Я чувствую в своем голосе просительные нотки. Предательство! Когда просишь, то обязательно получаешь отказ.
— Вячеслав Александрович, это по твоей специальности, — обращается секретарь к вошедшему. И мне: — Вильчик — главный специалист наш по цикорию. Кандидат наук. Но только очень уж вы неудачно к нам, хотя бы заранее предупредили. У нас и машины нет. И совещание начинается.
В кабинет действительно стали заходить молодые люди.
— Придется вам подождать. Мы ненадолго.
Что делать, иду в библиотеку горкома. Приветливая, внимательная Людмила Николаевна, узнав, что я хочу посмотреть в районе, дает мне книжку «Цикорий». И на обложке фамилия — В. А. Вильчик. Есть у меня такая книжка, но я ее еще не читала.
Рассматриваю рисунки.
Похожий на длинную кормовую свеклу или на крупную морковь корнеплод с пучком саблеобразных листьев, идущих от самого корнеплода. Стебель иной, чем у того голубого цветочка, который растет при дорогах или на пустырях.

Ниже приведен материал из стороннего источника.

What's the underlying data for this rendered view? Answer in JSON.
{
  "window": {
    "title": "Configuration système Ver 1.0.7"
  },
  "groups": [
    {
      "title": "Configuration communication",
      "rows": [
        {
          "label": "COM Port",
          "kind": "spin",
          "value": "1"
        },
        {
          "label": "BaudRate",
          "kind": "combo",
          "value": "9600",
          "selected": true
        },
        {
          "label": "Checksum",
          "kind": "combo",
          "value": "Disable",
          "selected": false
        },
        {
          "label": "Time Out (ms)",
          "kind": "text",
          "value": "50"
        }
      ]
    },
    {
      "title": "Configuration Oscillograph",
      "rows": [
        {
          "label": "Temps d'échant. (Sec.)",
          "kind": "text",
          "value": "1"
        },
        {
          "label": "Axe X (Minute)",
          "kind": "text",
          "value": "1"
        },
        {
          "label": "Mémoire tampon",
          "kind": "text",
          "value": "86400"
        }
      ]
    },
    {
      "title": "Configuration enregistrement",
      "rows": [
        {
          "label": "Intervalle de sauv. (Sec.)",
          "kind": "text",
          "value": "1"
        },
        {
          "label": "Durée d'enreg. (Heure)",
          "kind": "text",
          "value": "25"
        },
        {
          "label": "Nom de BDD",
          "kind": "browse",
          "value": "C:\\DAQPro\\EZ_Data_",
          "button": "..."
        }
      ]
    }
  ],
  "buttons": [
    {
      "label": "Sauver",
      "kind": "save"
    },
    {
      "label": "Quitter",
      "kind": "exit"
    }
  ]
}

Рекомендации по выращиванию, уборке, переработке, использованию. Это, конечно, хорошо, но все же лучше бы посмотреть, как он растет на полях. Заручившись терпением, я читаю книжку.
«В России цикорное промышленное производство относится к 1800 году в Ростовском уезде Ярославской губернии».
Спрос его на мировом рынке велик. Уже тогда, в XIX веке, из Ростова и его уезда вывозилось более пяти тысяч тонн. Сеяли более четырех тысяч гектаров. В начале нашего века профессор Шустов, а позднее, уже в наши дни, инженер Поярков научились добывать из цикория спирт.
О том, что цикорий пьют с чаем и особенно с кофе, давно всем известно, но то, что он с незапамятных времен имеет в народной медицине широкое применение, это немногие знают. Нервы, желудок, почки и даже сердце...
Я возвращаю книжку и веду с Людмилой Николаевной разговор, узнаю, что она, ярославна, окончив техникум, много лет работала в сельской библиотеке.
— После войны в библиотеках было много читателей, — вспоминает она. — Работа тоже велась по-иному. Мы шли к читателю. В руках иногда двадцать пять, тридцать книг. Идем по домам. Книгонош искали. Они приходили к нам, брали книги, карточки дома держали. Теперь телевизор украл у нас многих читателей. И хотя население стало грамотнее, а в библиотеку ходить ленятся: каждый хочет личную библиотеку иметь. Да и лицо деревни другое. Так, значит, вас интересует цикорий. В последнее время у всех возрос к нему интерес. Куда же поедете?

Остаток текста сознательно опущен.